Mmanaging multiple workloads

When selecting more than one workload from the Discovered tab, you only have the option to Ignore. You can only manage one workload at a time from this tab.

Ignore a discovered workload

If you find a workload unnecessary or irrelevant, and you no longer want to see it in the Discovered tab, do the following:

1. Go to the Discovered tab in either the Client Workloads or Server Workloads left nav menu.

2. Select the workloads you want to ignore in the Discovered list by checking the checkbox next to each workload.

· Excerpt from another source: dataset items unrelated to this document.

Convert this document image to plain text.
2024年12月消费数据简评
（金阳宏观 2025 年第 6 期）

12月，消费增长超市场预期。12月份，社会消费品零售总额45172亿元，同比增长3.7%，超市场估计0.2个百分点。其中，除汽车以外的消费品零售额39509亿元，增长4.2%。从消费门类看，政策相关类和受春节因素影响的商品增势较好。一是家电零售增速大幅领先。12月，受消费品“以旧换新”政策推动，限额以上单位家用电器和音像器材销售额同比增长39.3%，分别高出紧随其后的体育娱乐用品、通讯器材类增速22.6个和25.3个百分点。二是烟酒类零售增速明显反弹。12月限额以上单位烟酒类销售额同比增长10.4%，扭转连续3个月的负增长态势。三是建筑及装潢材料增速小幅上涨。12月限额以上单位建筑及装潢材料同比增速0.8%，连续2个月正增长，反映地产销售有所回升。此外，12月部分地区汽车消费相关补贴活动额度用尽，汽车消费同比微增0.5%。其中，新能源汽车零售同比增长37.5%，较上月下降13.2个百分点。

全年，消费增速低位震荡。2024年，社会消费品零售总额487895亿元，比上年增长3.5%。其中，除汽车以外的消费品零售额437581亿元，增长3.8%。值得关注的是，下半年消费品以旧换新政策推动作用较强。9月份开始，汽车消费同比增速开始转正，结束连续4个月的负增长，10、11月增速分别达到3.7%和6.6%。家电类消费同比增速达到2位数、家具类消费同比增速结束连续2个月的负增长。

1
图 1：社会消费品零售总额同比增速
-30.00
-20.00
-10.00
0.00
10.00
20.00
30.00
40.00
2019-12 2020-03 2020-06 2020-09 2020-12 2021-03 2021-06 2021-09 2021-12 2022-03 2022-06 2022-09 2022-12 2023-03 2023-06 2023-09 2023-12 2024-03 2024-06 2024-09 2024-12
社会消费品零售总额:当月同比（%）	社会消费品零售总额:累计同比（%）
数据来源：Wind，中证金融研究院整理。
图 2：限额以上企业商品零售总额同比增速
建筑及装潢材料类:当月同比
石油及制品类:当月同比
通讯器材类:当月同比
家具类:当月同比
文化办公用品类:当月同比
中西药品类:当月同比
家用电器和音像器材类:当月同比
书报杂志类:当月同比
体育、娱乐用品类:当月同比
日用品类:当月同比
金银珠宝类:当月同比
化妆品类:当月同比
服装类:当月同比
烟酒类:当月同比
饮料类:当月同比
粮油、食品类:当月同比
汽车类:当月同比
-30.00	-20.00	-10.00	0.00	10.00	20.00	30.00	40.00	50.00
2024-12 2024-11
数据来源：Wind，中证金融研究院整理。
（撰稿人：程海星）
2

   Alternatively, you can go to a workload’s details page and click Ignore.

3. Click Ignore.

   Aembit moves the workload to the Ignored list, removing it from the Discovered list. This helps keep your Discovered list focused on relevant workloads.

You can always restore an ignored workload if you change your mind or need to manage it later.

Restore or manage an ignored workload

To restore workloads to the Discovered tab, follow these steps:

1. Go to the Discovered tab in either the Client Workloads or Server Workloads left nav menu.

2. Switch the dropdown in the top-right corner to Ignored.

   This displays all ignored workloads in a table format.

3. Select the workload you want to restore or manage in the Ignored list.

4. At the top-right side of the page, you can either:

   • Click Restore.
     Aembit moves the workload back to the Discovered tab, making it eligible for management again.

   • Click + Manage.
     Aembit opens the workload in edit mode, allowing you to make any necessary changes to its configuration or settings before saving it.

   Alternatively, you can go to a workload’s details page and click Restore or + Manage respectively.

Restoring or managing multiple ignored workloads

When selecting more than one workload from the Ignored tab, you only have the option to Restore. You can only manage one workload at a time from this tab.